The 2002–03 Saint Joseph's Hawks men's basketball team represented Saint Joseph's University during the 2002–03 NCAA Division I men's basketball season. Under 8th year head coach Phil Martelli, the Hawks held an overall record of 23–7 and a conference record of 12–4. In the A-10 tournament, Saint Joseph's beat La Salle before falling to Dayton in the semifinals. The Hawks earned an at-large bid to the NCAA tournament - as No. 7 seed in the East region - where they lost in overtime to Auburn in the opening round.

==Schedule and results==

| Regular Season |

| Date time, TV | Rank^{#} | Opponent^{#} | Result | Record | Site city, state |
Regular Season
| Nov 23, 2002* |  | at Boston College | W 85–58 | 1–0 | Silvio O. Conte Forum Boston, Massachusetts |
| Nov 26, 2002* |  | at Canisius | W 70–63 | 2–0 | Koessler Athletic Center Buffalo, New York |
| Dec 1, 2002* |  | Old Dominion | W 63–47 | 3–0 | Hagan Arena Philadelphia, Pennsylvania |
| Dec 5, 2002* |  | Boston University | W 71–49 | 4–0 | Hagan Arena Philadelphia, Pennsylvania |
| Dec 7, 2002* |  | vs.

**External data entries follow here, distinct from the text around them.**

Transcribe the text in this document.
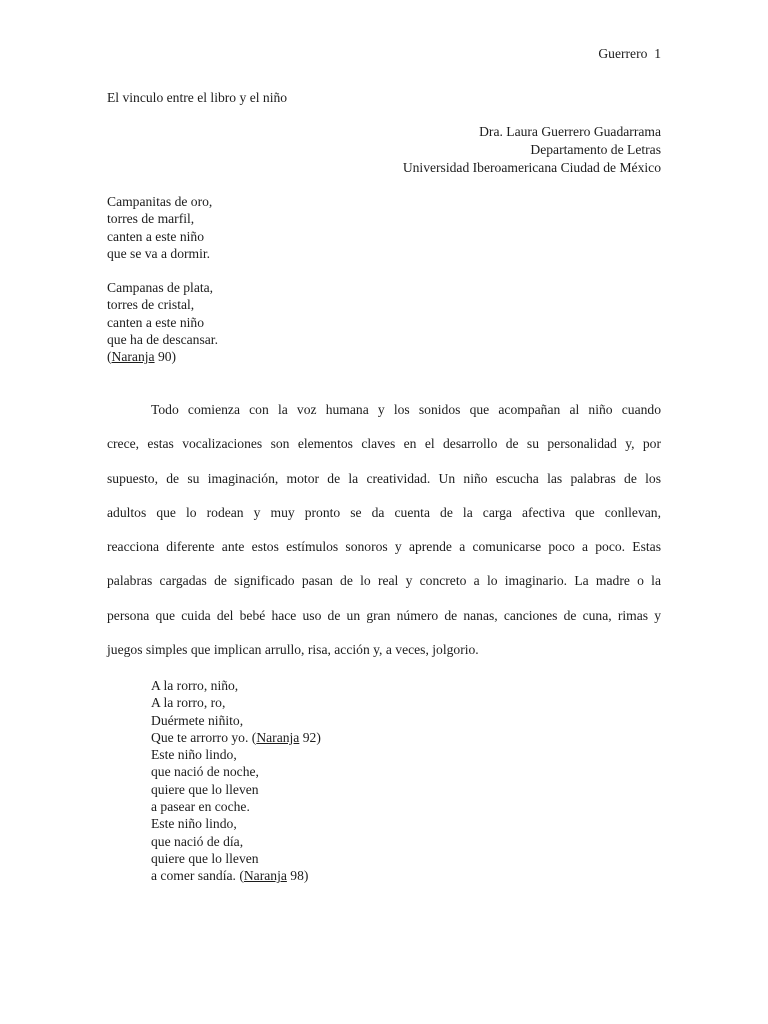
Guerrero  1
El vinculo entre el libro y el niño
Dra. Laura Guerrero Guadarrama
Departamento de Letras
Universidad Iberoamericana Ciudad de México
Campanitas de oro,
torres de marfil,
canten a este niño
que se va a dormir.
Campanas de plata,
torres de cristal,
canten a este niño
que ha de descansar.
(Naranja 90)
Todo comienza con la voz humana y los sonidos que acompañan al niño cuando
crece, estas vocalizaciones son elementos claves en el desarrollo de su personalidad y, por
supuesto, de su imaginación, motor de la creatividad. Un niño escucha las palabras de los
adultos que lo rodean y muy pronto se da cuenta de la carga afectiva que conllevan,
reacciona diferente ante estos estímulos sonoros y aprende a comunicarse poco a poco. Estas
palabras cargadas de significado pasan de lo real y concreto a lo imaginario. La madre o la
persona que cuida del bebé hace uso de un gran número de nanas, canciones de cuna, rimas y
juegos simples que implican arrullo, risa, acción y, a veces, jolgorio.
A la rorro, niño,
A la rorro, ro,
Duérmete niñito,
Que te arrorro yo. (Naranja 92)
Este niño lindo,
que nació de noche,
quiere que lo lleven
a pasear en coche.
Este niño lindo,
que nació de día,
quiere que lo lleven
a comer sandía. (Naranja 98)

Drexel | W 50–37 | 5–0 | The Palestra Philadelphia, Pennsylvania |
| Dec 9, 2002* |  | Delaware | W 77–59 | 6–0 | Hagan Arena Philadelphia, Pennsylvania |
| Dec 21, 2002* |  | DePaul | W 65–62 | 7–0 | Hagan Arena Philadelphia, Pennsylvania |
Atlantic 10 Tournament
| Mar 13, 2003* |  | vs. La Salle Quarterfinals | W 68–48 | 23–5 | University of Dayton Arena Dayton, Ohio |
| Mar 14, 2003* |  | at No. 22 Dayton Semifinals | L 73–76 | 23–6 | University of Dayton Arena Dayton, Ohio |
NCAA Tournament
| Mar 21, 2003* | (7 E) | vs. (10 E) Auburn First Round | L 63–65 ^{OT} | 23–7 | St. Pete Times Forum St. Petersburg, Florida |
*Non-conference game. ^{#}Rankings from AP Poll. (#) Tournament seedings in parentheses. E=East.